There will be George Balanchine’s 1943 ballet Apollo; three pas de deux — Vasily Vainonen’s Flames of Paris Pas de Deux, James Kudelka’s Cruel World and Rudolf Nureyev’s reworking of Diana & Acteon — and then Christopher Wheeldon’s Thirteen Diversions, which the company premiered in New York in May last year.
Principal David Hallberg, who now divides his time between ABT and the Bolshoi Ballet, will lead off the program in Apollo, accompanied by Veronika Part, Hee Seo and Melanie Hamrick.
Fireworks can be expected from Simkin in Flames of Paris, which he danced here in 2009 with leaps so high they took your breath away. This time he will be partnering Sarah Lane. Very different in terms of style, but equally spectacular will be Julie Kent in Cruel World, partnered by Cory Stearns.
Xiomara Reyes and Herman Cornejo will dance Diana & Acteon, while Maria Riccetto, Jared Matthews, Isabella Boylston and Marcelo Gomes lead the cast in Thirteen.
Wang Tzer-shing (王澤馨), whose company Art Wave is bringing ABT to Taipei, said she’s most excited about being able to present La Bayadere.
“No one else has ever performed it here and [Natalia] Markova’s version is fantastic,” she said in an interview last Wednesday. “Finally we can see something else besides Swan Lake. … Think of all the full-length ballets we never get to see because companies always bring Swan Lake.”
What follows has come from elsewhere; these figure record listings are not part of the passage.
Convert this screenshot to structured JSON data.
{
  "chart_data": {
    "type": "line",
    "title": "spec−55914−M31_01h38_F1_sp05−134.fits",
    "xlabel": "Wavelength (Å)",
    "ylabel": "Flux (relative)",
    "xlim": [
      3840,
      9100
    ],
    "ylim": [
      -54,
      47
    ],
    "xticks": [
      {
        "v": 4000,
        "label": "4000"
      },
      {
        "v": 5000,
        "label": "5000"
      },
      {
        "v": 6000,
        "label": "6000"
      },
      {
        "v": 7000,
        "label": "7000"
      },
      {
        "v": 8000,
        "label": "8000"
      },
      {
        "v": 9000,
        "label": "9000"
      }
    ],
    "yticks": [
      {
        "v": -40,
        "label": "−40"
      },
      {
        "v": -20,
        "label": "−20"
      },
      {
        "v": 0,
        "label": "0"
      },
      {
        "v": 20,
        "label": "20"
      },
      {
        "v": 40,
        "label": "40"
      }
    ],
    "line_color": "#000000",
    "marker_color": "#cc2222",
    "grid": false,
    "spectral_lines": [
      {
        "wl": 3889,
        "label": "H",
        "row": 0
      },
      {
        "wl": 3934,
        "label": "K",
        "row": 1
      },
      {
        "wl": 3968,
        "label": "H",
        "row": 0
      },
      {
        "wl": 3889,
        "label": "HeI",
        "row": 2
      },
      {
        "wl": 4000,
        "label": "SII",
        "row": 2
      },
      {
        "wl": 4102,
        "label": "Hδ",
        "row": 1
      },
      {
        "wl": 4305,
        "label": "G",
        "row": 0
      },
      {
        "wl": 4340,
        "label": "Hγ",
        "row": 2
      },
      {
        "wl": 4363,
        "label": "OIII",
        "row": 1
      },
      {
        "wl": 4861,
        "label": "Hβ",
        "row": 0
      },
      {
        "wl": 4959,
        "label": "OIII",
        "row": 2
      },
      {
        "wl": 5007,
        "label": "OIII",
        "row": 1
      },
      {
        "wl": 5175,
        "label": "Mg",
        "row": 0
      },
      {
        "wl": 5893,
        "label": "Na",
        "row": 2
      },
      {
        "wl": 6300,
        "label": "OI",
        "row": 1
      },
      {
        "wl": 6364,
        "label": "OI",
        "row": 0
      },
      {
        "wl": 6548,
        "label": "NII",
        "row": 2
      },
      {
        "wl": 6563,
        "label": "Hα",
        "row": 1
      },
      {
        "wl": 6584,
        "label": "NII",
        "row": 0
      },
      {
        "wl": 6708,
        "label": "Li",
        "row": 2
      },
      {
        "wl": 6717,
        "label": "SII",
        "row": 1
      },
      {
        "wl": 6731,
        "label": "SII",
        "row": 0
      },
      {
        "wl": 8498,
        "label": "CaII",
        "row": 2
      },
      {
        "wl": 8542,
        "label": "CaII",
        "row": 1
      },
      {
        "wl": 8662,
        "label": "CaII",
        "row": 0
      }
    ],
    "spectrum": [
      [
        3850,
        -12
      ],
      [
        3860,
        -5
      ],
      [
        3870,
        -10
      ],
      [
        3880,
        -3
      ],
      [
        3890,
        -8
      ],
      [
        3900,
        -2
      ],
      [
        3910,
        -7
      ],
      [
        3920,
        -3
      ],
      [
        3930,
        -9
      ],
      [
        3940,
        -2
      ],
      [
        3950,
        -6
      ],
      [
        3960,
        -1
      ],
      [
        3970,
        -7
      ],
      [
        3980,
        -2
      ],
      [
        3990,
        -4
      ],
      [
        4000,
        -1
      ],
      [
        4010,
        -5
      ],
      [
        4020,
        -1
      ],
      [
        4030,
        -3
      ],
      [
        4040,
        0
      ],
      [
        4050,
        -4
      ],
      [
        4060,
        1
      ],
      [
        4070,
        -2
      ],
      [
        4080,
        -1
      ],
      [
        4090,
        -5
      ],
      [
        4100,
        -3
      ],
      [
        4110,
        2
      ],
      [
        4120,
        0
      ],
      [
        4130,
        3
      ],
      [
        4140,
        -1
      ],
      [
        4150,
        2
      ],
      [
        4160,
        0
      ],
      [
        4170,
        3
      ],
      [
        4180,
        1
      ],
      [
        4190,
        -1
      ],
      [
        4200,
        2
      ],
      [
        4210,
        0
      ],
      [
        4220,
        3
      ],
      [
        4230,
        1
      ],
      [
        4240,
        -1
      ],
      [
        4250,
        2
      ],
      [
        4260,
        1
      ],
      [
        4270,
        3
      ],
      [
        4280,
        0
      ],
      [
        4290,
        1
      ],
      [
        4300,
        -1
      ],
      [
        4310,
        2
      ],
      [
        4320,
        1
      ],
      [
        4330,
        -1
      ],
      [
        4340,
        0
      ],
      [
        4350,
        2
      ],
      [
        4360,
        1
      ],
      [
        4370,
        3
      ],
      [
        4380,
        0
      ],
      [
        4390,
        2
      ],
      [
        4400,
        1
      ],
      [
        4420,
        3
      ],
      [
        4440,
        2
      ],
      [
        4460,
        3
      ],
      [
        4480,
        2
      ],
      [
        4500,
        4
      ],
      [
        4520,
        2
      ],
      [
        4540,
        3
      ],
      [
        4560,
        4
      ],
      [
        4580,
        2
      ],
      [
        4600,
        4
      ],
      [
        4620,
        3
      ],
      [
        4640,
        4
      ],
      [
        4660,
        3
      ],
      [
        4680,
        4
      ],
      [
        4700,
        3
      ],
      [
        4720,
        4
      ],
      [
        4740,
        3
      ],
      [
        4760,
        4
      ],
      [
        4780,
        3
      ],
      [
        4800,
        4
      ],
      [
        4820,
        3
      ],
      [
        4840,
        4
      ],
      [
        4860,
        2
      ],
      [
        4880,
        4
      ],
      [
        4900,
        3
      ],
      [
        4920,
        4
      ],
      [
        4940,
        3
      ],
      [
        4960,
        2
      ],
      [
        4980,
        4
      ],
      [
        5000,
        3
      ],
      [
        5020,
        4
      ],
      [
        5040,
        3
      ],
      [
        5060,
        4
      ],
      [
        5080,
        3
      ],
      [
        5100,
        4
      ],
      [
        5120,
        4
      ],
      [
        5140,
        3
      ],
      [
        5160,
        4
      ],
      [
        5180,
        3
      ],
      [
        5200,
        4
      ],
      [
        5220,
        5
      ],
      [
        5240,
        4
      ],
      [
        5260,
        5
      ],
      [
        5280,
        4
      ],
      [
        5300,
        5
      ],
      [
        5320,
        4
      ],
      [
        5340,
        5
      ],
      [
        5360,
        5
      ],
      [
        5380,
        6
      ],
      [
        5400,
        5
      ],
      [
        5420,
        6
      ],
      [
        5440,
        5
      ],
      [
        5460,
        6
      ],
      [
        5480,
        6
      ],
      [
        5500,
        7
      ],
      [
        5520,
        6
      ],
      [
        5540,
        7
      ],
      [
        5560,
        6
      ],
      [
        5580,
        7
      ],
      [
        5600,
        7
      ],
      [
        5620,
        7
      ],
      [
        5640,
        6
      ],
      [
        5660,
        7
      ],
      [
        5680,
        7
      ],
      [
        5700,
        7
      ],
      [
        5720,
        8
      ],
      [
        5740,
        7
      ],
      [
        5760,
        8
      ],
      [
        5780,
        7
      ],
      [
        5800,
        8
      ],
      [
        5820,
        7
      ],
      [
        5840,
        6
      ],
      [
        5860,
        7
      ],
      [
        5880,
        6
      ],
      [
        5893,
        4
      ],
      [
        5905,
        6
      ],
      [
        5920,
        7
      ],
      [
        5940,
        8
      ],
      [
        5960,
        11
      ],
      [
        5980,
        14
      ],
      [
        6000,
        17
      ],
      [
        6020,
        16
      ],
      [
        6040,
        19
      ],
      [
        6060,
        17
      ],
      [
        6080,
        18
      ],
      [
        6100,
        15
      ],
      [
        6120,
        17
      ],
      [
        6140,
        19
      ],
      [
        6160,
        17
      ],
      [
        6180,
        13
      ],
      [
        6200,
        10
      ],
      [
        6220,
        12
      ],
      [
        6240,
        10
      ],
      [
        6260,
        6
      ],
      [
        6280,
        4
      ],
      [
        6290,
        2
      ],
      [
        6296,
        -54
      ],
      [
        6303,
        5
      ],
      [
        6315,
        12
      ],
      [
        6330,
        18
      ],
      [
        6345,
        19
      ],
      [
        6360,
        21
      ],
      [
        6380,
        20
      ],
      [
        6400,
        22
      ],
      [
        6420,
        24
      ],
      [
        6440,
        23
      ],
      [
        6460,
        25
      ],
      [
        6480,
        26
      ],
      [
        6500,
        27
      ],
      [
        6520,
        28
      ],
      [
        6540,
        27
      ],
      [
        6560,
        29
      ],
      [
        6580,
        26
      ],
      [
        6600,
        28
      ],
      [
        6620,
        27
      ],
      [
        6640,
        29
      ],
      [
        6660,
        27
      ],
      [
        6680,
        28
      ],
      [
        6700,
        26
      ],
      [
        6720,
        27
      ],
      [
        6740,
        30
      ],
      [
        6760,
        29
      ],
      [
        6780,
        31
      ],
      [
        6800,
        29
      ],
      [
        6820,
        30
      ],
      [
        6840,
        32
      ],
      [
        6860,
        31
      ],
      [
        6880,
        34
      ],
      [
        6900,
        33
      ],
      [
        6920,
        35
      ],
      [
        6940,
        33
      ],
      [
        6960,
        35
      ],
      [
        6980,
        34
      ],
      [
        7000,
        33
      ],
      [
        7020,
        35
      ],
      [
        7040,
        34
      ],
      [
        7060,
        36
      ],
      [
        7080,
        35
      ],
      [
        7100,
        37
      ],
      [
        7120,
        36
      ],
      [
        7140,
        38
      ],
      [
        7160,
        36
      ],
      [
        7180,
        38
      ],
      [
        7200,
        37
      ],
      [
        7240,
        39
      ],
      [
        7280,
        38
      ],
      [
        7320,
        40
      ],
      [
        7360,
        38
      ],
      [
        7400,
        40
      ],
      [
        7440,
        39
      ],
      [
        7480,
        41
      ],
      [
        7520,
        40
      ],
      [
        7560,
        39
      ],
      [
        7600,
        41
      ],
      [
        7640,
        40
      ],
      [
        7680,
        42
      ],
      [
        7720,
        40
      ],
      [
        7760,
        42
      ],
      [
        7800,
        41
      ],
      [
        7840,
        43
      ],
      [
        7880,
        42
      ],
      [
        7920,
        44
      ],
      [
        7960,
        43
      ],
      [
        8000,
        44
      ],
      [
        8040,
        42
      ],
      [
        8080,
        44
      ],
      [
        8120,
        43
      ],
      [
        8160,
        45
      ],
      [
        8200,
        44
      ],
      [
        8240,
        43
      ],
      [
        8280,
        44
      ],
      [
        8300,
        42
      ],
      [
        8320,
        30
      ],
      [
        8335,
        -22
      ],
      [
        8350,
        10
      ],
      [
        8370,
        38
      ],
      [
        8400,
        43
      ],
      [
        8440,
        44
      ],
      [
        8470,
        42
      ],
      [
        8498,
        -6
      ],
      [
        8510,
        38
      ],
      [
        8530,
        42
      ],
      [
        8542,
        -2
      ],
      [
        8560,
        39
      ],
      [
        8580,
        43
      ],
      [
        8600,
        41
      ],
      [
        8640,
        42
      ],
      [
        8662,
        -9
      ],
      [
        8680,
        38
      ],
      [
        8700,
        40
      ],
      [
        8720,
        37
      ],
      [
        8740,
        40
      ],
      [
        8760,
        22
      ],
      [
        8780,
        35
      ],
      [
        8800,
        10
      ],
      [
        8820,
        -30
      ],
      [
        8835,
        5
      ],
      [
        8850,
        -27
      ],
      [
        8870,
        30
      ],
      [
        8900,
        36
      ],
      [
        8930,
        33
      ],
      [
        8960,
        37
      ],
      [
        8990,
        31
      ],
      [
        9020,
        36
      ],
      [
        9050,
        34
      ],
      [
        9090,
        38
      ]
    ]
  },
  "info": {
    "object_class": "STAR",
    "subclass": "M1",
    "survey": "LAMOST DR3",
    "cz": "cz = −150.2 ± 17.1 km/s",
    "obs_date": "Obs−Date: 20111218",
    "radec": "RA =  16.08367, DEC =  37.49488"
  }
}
La Bayadere is a 1877 Russian classic romantic ballet by Marius Petipa that was basically unknown in the West until 1961, when the Kirov Ballet company performed the exquisite “Kingdom of the Shades” scene in Paris.
ABT’s full-length production was staged by prima ballerina Markova in 1980, based on the version she had danced when she was with the Kirov. Lanksy said Makarova still comes in to rehearse the dancers.
Part of the difficulty in staging either the “Shades” scene or the full-length ballet for decades was that the full-length score by composer Ludwig Minkus was not available outside the Soviet Union. John Lachberry, the conductor of the Royal Opera House in London, composed music for the missing sections for both Makarova’s production and an earlier staging of the “Shades” scene by Rudolf Nureyev for the Royal Ballet.
The “Shades” scene is one of the most famous in ballet, featuring a 24-member corps de ballet; it is right up there with the other romantic classic scenes, like the swans’ entrance in Swan Lake or the ghostly Willis in Act II of Giselle. It is also a reminder of the pastiche that is La Bayadere’s storyline — what two dozen women in white tutus have to do with ancient India is not a question that bears too much thinking about. It’s a ballet to just sit back and enjoy instead of wondering if the story makes sense.
“It’s the kind of ballet, kind of story that ABT does well. Incredible dancing, big costumes and scenery,” Lansky said.
La Bayadere is a ballet about eternal love, about giving up things for the one you love. The story revolves around the temple dancer Nikiya and the warrior Solar, who have pledged themselves to each other. However, their rajah has selected Solar to be the husband of his daughter, Gamzatti, while the temple’s high priest is in love with Nikiya. There’s a lot of secret plotting and jealous rivalry and you know it’s going to end badly for Nikiya. In the end she chooses to die from a snakebite instead of giving up Solor.
A forlorn and bereft Solor smokes opium and dreams of Nikiya’s ghost in a nirvana-like wonderland (the Kingdom of the Shades), but when he wakes up, the planning for his wedding to Gamzatti is underway. However, the gods, outraged by Nikiya’s death, destroy the temple during the wedding, killing everyone inside. Like the ending of Swan Lake, La Bayadere closes with Nikiya and Solor reunited in death, heading off to eternal happiness.
As an added bonus for balletgoers, the company will be appearing with the Evergreen Orchestra for all five shows.